Anger, fear, uncertainty and numbness. They all absorb me and grab me for a time.

"What did I do to cause this?" holds my attention longer than most.

In late night hours of sleeplessness and the moments when concentration on the task at hand is lost, I've catalogued in my mind all the causes of this disease for which I might be personally responsible.

Was it my love of Coca Cola in my twenty-something years? Or the extreme stress I lived under during my thirties? Did my time as a frequent flyer and the road-warrior diet that accompanied it cause this? Or, is it the amount of sitting I have done at my office desk trying to build a business over the last 13 years? The list of self-induced causes seems particularly easy to document. The coffee? The sugar? The Scotch whisky? The cell phone? The multiple computer screens? The list grows if I let it.

It's easy for me to think that life is the absence of the crappy and difficult things that show up. Thus, the goal is to get rid of them as soon as possible.

I've looked at my Athletic Greens powder, Vitamin C, and other supplements and conspired to have them work with me to destroy the cancer before the chemo and radiation begins. "I'll just double the dosage." seems appropriate I think.

But then, in the stillness of my morning mediation, or the times when my foundation feels solid from the support I have received from so many, I know the plan. I accept my fate in it and am ready to face that which lies ahead of me.

I have rectal cancer. I will have chemotherapy and radiation. I will have surgery and all that comes with it.

A Zen Proverb reminds me, "The obstacle is the path."

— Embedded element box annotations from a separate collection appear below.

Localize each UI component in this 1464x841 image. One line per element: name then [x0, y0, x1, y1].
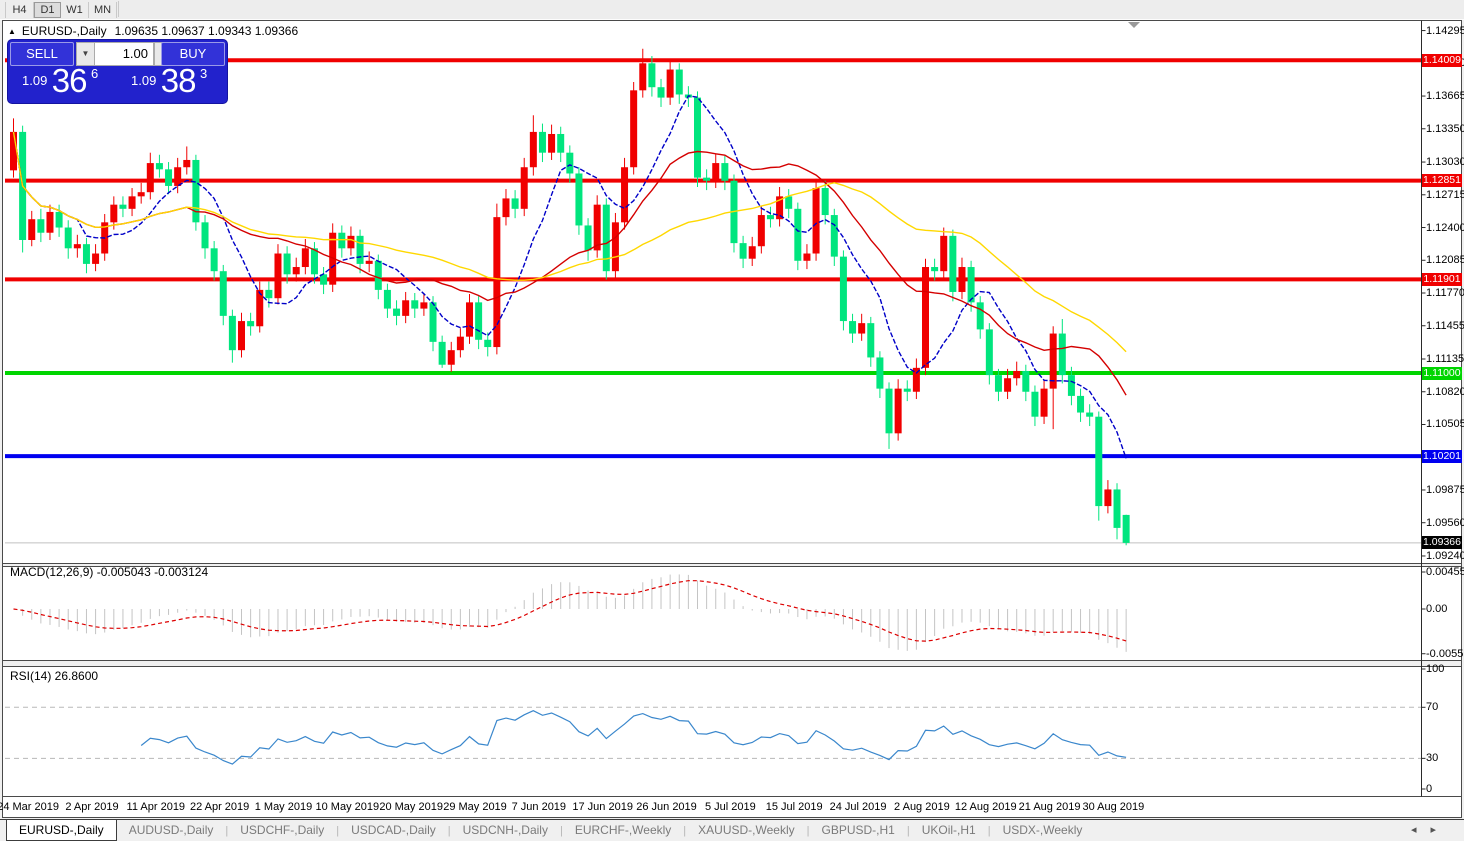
tab-ukoil-h1[interactable]: UKOil-,H1 — [910, 820, 988, 841]
tab-nav-arrows[interactable]: ◂▸ — [1411, 823, 1450, 836]
buy-price[interactable]: 1.09 38 3 — [119, 67, 225, 102]
mt4-window: H4D1W1MN ▲EURUSD-,Daily1.09635 1.09637 1… — [0, 0, 1464, 841]
level-price-tag: 1.11901 — [1422, 273, 1462, 286]
price-axis-label: 1.11770 — [1426, 287, 1464, 299]
price-axis-label: 1.09560 — [1426, 517, 1464, 529]
level-price-tag: 1.14009 — [1422, 54, 1462, 67]
date-axis-label: 20 May 2019 — [379, 801, 443, 813]
tab-audusd-daily[interactable]: AUDUSD-,Daily — [117, 820, 226, 841]
chart-ohlc-values: 1.09635 1.09637 1.09343 1.09366 — [115, 24, 299, 38]
date-axis-label: 1 May 2019 — [255, 801, 312, 813]
price-axis-label: 1.11455 — [1426, 320, 1464, 332]
date-axis-label: 24 Mar 2019 — [0, 801, 59, 813]
date-axis-label: 17 Jun 2019 — [572, 801, 633, 813]
date-axis-label: 12 Aug 2019 — [955, 801, 1017, 813]
rsi-label: RSI(14) 26.8600 — [10, 669, 98, 683]
chart-symbol-title: EURUSD-,Daily — [22, 24, 107, 38]
macd-axis-label: -0.0055 — [1426, 648, 1463, 660]
date-axis-label: 15 Jul 2019 — [766, 801, 823, 813]
date-axis-label: 22 Apr 2019 — [190, 801, 249, 813]
macd-label: MACD(12,26,9) -0.005043 -0.003124 — [10, 565, 208, 579]
price-axis-label: 1.13665 — [1426, 90, 1464, 102]
date-axis-label: 21 Aug 2019 — [1019, 801, 1081, 813]
price-axis-label: 1.14295 — [1426, 25, 1464, 37]
date-axis-label: 24 Jul 2019 — [830, 801, 887, 813]
one-click-trading-panel: SELL ▼ 1.00 ▲ BUY 1.09 36 6 1.09 38 3 — [8, 40, 227, 103]
level-price-tag: 1.11000 — [1422, 367, 1462, 380]
chart-window-frame — [3, 21, 1462, 818]
rsi-axis-label: 0 — [1426, 783, 1432, 795]
date-axis-label: 26 Jun 2019 — [636, 801, 697, 813]
price-axis-label: 1.12400 — [1426, 222, 1464, 234]
macd-axis-label: 0.00 — [1426, 603, 1447, 615]
chart-canvas[interactable] — [0, 0, 1464, 841]
price-axis-label: 1.10820 — [1426, 386, 1464, 398]
rsi-axis-label: 100 — [1426, 663, 1444, 675]
symbol-tab-bar: EURUSD-,DailyAUDUSD-,Daily|USDCHF-,Daily… — [0, 819, 1464, 841]
current-price-tag: 1.09366 — [1422, 536, 1462, 549]
price-axis-label: 1.11135 — [1426, 353, 1464, 365]
buy-price-pips: 38 — [161, 62, 196, 99]
panel-collapse-icon[interactable]: ▲ — [8, 27, 16, 36]
date-axis-label: 29 May 2019 — [443, 801, 507, 813]
sell-price-pips: 36 — [52, 62, 87, 99]
tab-eurusd-daily[interactable]: EURUSD-,Daily — [6, 820, 117, 841]
price-axis-label: 1.13350 — [1426, 123, 1464, 135]
date-axis-label: 30 Aug 2019 — [1082, 801, 1144, 813]
price-axis-label: 1.12715 — [1426, 189, 1464, 201]
date-axis-label: 2 Apr 2019 — [65, 801, 118, 813]
buy-price-figure: 1.09 — [131, 73, 156, 88]
rsi-axis-label: 30 — [1426, 752, 1438, 764]
date-axis-label: 10 May 2019 — [316, 801, 380, 813]
rsi-axis-label: 70 — [1426, 701, 1438, 713]
buy-price-point: 3 — [200, 66, 207, 81]
price-axis-label: 1.09875 — [1426, 484, 1464, 496]
sell-price-figure: 1.09 — [22, 73, 47, 88]
level-price-tag: 1.10201 — [1422, 450, 1462, 463]
price-axis-label: 1.12085 — [1426, 254, 1464, 266]
tab-usdcnh-daily[interactable]: USDCNH-,Daily — [451, 820, 560, 841]
tab-nav-left-icon[interactable]: ◂ — [1411, 824, 1431, 836]
sell-price-point: 6 — [91, 66, 98, 81]
tab-xauusd-weekly[interactable]: XAUUSD-,Weekly — [686, 820, 806, 841]
tab-gbpusd-h1[interactable]: GBPUSD-,H1 — [809, 820, 906, 841]
tab-nav-right-icon[interactable]: ▸ — [1430, 824, 1450, 836]
tab-usdx-weekly[interactable]: USDX-,Weekly — [991, 820, 1095, 841]
tab-eurchf-weekly[interactable]: EURCHF-,Weekly — [563, 820, 683, 841]
macd-axis-label: 0.00455 — [1426, 566, 1464, 578]
tab-usdchf-daily[interactable]: USDCHF-,Daily — [228, 820, 336, 841]
date-axis-label: 11 Apr 2019 — [127, 801, 186, 813]
price-axis-label: 1.13030 — [1426, 156, 1464, 168]
tab-usdcad-daily[interactable]: USDCAD-,Daily — [339, 820, 448, 841]
price-axis-label: 1.09240 — [1426, 550, 1464, 562]
level-price-tag: 1.12851 — [1422, 174, 1462, 187]
date-axis-label: 2 Aug 2019 — [894, 801, 950, 813]
date-axis-label: 7 Jun 2019 — [512, 801, 566, 813]
chart-title: ▲ EURUSD-,Daily 1.09635 1.09637 1.09343 1.… — [8, 24, 298, 38]
sell-price[interactable]: 1.09 36 6 — [10, 67, 116, 102]
price-axis-label: 1.10505 — [1426, 418, 1464, 430]
date-axis-label: 5 Jul 2019 — [705, 801, 756, 813]
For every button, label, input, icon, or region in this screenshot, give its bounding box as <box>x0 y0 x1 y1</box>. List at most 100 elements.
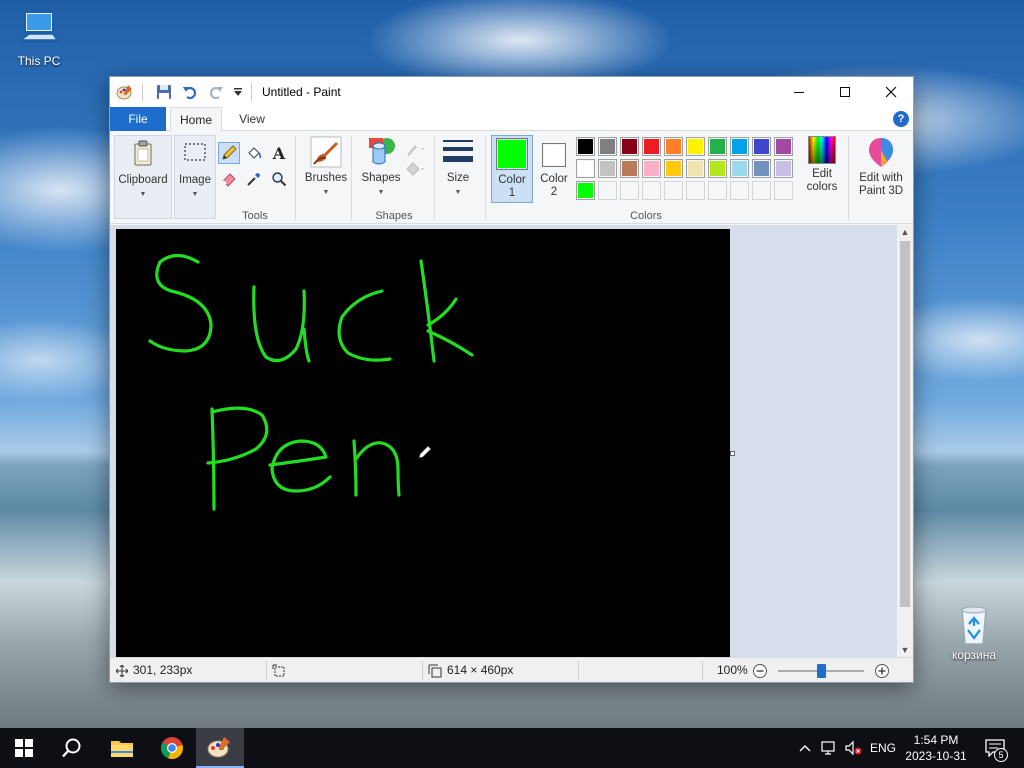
clock[interactable]: 1:54 PM 2023-10-31 <box>904 732 968 764</box>
edit-with-paint3d-button[interactable]: Edit with Paint 3D <box>850 136 912 198</box>
scrollbar-thumb[interactable] <box>900 241 910 607</box>
palette-swatch[interactable] <box>708 159 727 178</box>
palette-swatch[interactable] <box>576 181 595 200</box>
zoom-slider-thumb[interactable] <box>816 664 826 678</box>
color1-swatch <box>496 138 528 170</box>
notification-count-badge: 5 <box>994 748 1008 762</box>
palette-swatch[interactable] <box>752 181 771 200</box>
palette-swatch[interactable] <box>576 137 595 156</box>
palette-swatch[interactable] <box>642 137 661 156</box>
brushes-button[interactable]: Brushes ▼ <box>298 136 354 199</box>
palette-swatch[interactable] <box>620 137 639 156</box>
palette-swatch[interactable] <box>576 159 595 178</box>
show-hidden-icons-button[interactable] <box>796 728 814 768</box>
redo-icon[interactable] <box>205 81 227 103</box>
desktop-icon-recycle-bin[interactable]: корзина <box>939 604 1009 662</box>
image-button[interactable]: Image ▼ <box>174 135 216 219</box>
palette-swatch[interactable] <box>730 137 749 156</box>
palette-swatch[interactable] <box>598 137 617 156</box>
maximize-button[interactable] <box>822 77 868 107</box>
drawing-stroke <box>268 439 332 493</box>
cursor-position-text: 301, 233px <box>133 663 193 677</box>
move-cursor-icon <box>116 664 128 677</box>
recycle-bin-icon <box>952 604 996 645</box>
outline-icon[interactable] <box>404 138 426 160</box>
vertical-scrollbar[interactable]: ▲ ▼ <box>897 225 913 657</box>
paint-taskbar-button[interactable] <box>196 728 244 768</box>
palette-swatch[interactable] <box>686 181 705 200</box>
zoom-out-button[interactable] <box>752 658 768 683</box>
divider <box>702 661 703 680</box>
canvas-resize-handle[interactable] <box>730 451 735 456</box>
palette-swatch[interactable] <box>774 159 793 178</box>
edit-colors-button[interactable]: Edit colors <box>800 136 844 194</box>
customize-quick-access-icon[interactable] <box>231 81 245 103</box>
palette-swatch[interactable] <box>686 137 705 156</box>
palette-swatch[interactable] <box>774 137 793 156</box>
palette-swatch[interactable] <box>686 159 705 178</box>
desktop-icon-label: корзина <box>951 648 997 662</box>
chevron-down-icon: ▼ <box>191 191 199 198</box>
divider <box>266 661 267 680</box>
color2-button[interactable]: Color 2 <box>534 135 574 203</box>
fill-icon[interactable] <box>404 158 426 180</box>
notifications-button[interactable]: 5 <box>980 728 1010 768</box>
volume-tray-icon[interactable] <box>842 728 864 768</box>
shapes-button[interactable]: Shapes ▼ <box>354 136 408 199</box>
palette-swatch[interactable] <box>598 159 617 178</box>
input-language[interactable]: ENG <box>866 728 900 768</box>
scroll-down-icon[interactable]: ▼ <box>897 643 913 657</box>
save-icon[interactable] <box>153 81 175 103</box>
palette-swatch[interactable] <box>664 159 683 178</box>
palette-swatch[interactable] <box>752 159 771 178</box>
drawing-stroke <box>206 406 269 511</box>
palette-swatch[interactable] <box>752 137 771 156</box>
text-tool-icon[interactable]: A <box>268 142 290 164</box>
eraser-icon[interactable] <box>218 168 240 190</box>
palette-swatch[interactable] <box>620 159 639 178</box>
clipboard-button[interactable]: Clipboard ▼ <box>114 135 172 219</box>
clock-time: 1:54 PM <box>913 733 959 747</box>
pencil-tool-icon[interactable] <box>218 142 240 164</box>
search-button[interactable] <box>48 728 96 768</box>
shapes-group-label: Shapes <box>375 210 413 222</box>
size-button[interactable]: Size ▼ <box>437 136 479 199</box>
palette-swatch[interactable] <box>642 181 661 200</box>
network-tray-icon[interactable] <box>818 728 840 768</box>
shapes-label: Shapes <box>361 172 401 184</box>
tab-view[interactable]: View <box>228 107 276 131</box>
color-picker-icon[interactable] <box>243 168 265 190</box>
tab-file[interactable]: File <box>110 107 166 131</box>
start-button[interactable] <box>0 728 48 768</box>
paint-app-icon[interactable] <box>114 81 136 103</box>
palette-swatch[interactable] <box>664 137 683 156</box>
image-group: Image ▼ <box>174 132 216 224</box>
palette-swatch[interactable] <box>774 181 793 200</box>
palette-swatch[interactable] <box>708 137 727 156</box>
palette-swatch[interactable] <box>598 181 617 200</box>
divider <box>485 136 486 220</box>
canvas-size: 614 × 460px <box>428 658 513 683</box>
chrome-icon <box>160 737 183 760</box>
palette-swatch[interactable] <box>730 181 749 200</box>
palette-swatch[interactable] <box>730 159 749 178</box>
palette-swatch[interactable] <box>664 181 683 200</box>
palette-swatch[interactable] <box>642 159 661 178</box>
palette-swatch[interactable] <box>708 181 727 200</box>
chrome-taskbar-button[interactable] <box>148 728 196 768</box>
fill-bucket-icon[interactable] <box>243 142 265 164</box>
undo-icon[interactable] <box>179 81 201 103</box>
zoom-slider[interactable] <box>778 664 864 678</box>
desktop-icon-this-pc[interactable]: This PC <box>4 10 74 68</box>
tab-home[interactable]: Home <box>170 107 222 132</box>
help-button[interactable]: ? <box>893 111 909 127</box>
close-button[interactable] <box>868 77 914 107</box>
scroll-up-icon[interactable]: ▲ <box>897 225 913 239</box>
zoom-in-button[interactable] <box>874 658 890 683</box>
minimize-button[interactable] <box>776 77 822 107</box>
drawing-canvas[interactable] <box>116 229 730 657</box>
color1-button[interactable]: Color 1 <box>491 135 533 203</box>
magnifier-icon[interactable] <box>268 168 290 190</box>
file-explorer-taskbar-button[interactable] <box>98 728 146 768</box>
palette-swatch[interactable] <box>620 181 639 200</box>
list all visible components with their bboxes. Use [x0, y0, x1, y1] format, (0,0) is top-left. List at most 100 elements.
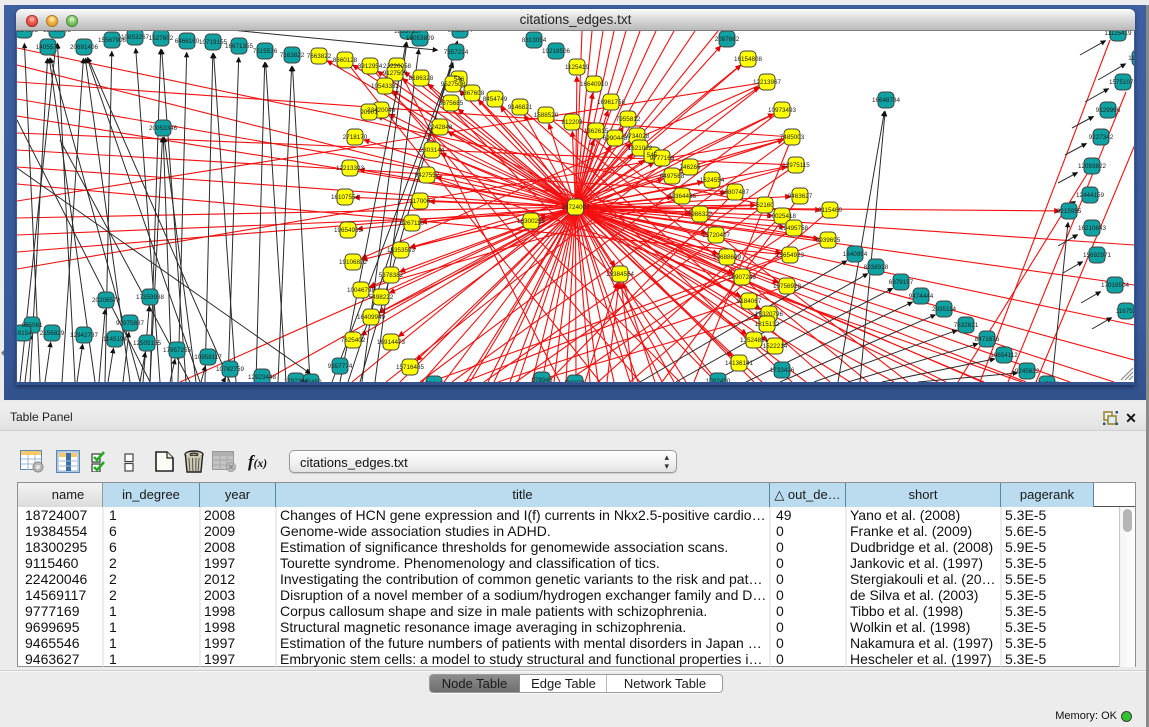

This newly discovered cancer, its treatment and its effects are life. My life. They are my path.

There is a greater meaning to this. It's my task to find it. There is a purpose for this new reality in my journey.

So, I will find it, try and learn it, and if I do, I will share it with you.

Becky continues to shoulder this new reality with me. There is no one you would ever want more in your corner than her. She's single-handedly managing a complex healthcare system, insurance and all the details that come with that. And that's after all the amazing things she does already to make our lives, our family and business work. I am the luckiest man in the world to be her husband.

Thanks for your support and concern, your prayers, your energy and your love.

I am a blessed man to have you in my life.

Stay tuned to this page to be updated on what is happening with me in the days and months ahead.

2 Comments

  1. Pat DeVries on October 18, 2016 at 7:16 pm

    Thank you Tom. Praying for you and your words are inspiring. The quote is great.



    • Tom Adams on October 20, 2016 at 6:59 am

      Patrick, thanks for your support and care. Yah, great quote!